Trimebutine Maleate can improve symptoms such as loss of appetite, nausea, vomiting, belching, bloating, abdominal belching, abdominal pain, and diarrhea constipation caused by gastrointestinal motility disorders. It also has a certain effect on intestinal irritable syndrome.
1) Gastric regulation. The addition of 10-5 g/ml of the drug to the vestibular ring muscle specimen of the isolated guinea pig can reduce the amplitude of the autonomous movement of the circular muscle. In addition: it is also possible to increase the frequency and amplitude of the irregular weak motion of the same specimen at 28 ° C, so that it tends to regular rhythmic contraction. When intravenously injecting 3 mg/kg of the drug into an anesthetized dog that cuts the chest vagus nerve, the irregular movement of the stomach tends to be regularized.
For patients with digestive diseases, gastric pyloric movement, after intravenous injection of 1mg/kg, was found to inhibit the movement of motor function muscles. At the same time, it was also found to enhance the movement of lower motor muscles.

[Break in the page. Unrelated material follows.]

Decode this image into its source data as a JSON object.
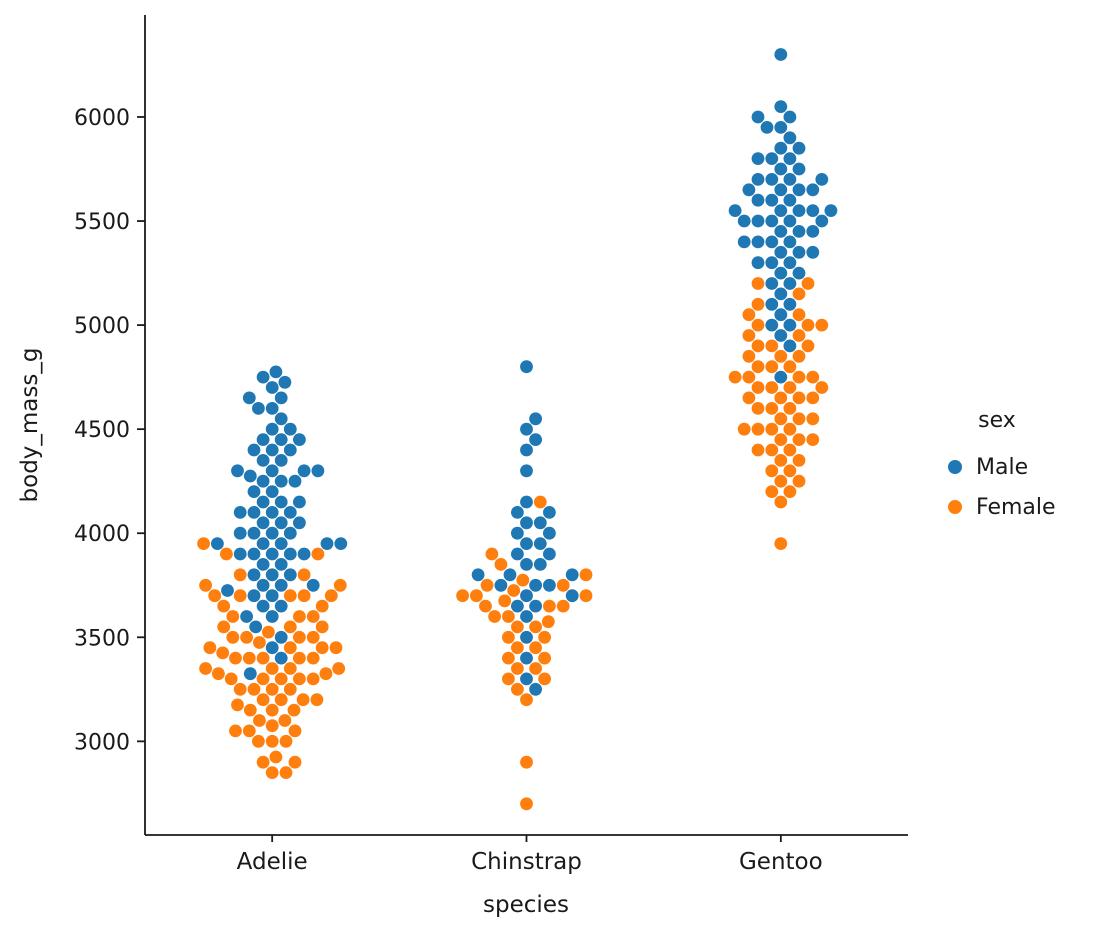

2) Induced by the digestive system propulsive movement. In the human jejunum, 4 to 6 mg / kg. Find. It can induce physiological digestive tract propulsion in the adult digestive system.
3) Improvement of gastric emptying function. Patients with chronic gastritis who have unreasonable unreasonable upper abdominal digestive tract after oral administration can increase gastric emptying function after oral administration of 200 mg. At the same time, it can also inhibit hyperactivity of gastric emptying function.
4) Intestinal motor regulation.
5) Experiments on isolated guinea pig colon specimens. When using 10-5 g/ml, the muscle tension is low (at low load), the tension is increased, and the muscle tension is increased (at high load), which reduces the tension and reduces the amplitude. · Hyperintestinal hyperactivity caused by the psychological exertion load of irritable bowel syndrome. Taking 300 mg can be inhibited. • For patients with exercise-induced hyperactivity, intravenous administration of 50 mg inhibits ileum, ascending colon, and sigmoid colon movement to pre-load levels.
6) Regulation of the lower esophageal sphincter pressure (LESP). The lower esophageal sphincter pressure test of anesthetized dogs showed that 0.6 mg/kg intravenous administration can reduce the increase of internal pressure caused by tetrapeptide-induced gastrin load, and also reduce the internal pressure caused by intestinal secretin.
7) Direct effect on the smooth muscle of the digestive tract. The experiment on the vestibular ring muscle specimens of isolated guinea pig stomach found that even in the presence of atropine, phentolamine, propranolol and tetrodotoxin, the drug has a direct effect on the smooth muscle of the digestive tract. • Experiments on isolated guinea pig ileum have found that this agent can non-competitively inhibit the contraction caused by acetylcholine. It has also been found that after removal of the anesthetized canine chest vagus nerve, there is still a direct effect on digestive tract movement.
In dogs, it has been found that although the inhibitory effect on apomorphine-induced vomiting is weak, the time required for vomiting can be significantly prolonged after intravenous injection of 3 mg/kg or oral 60 mg/kg due to copper sulfate-induced vomiting.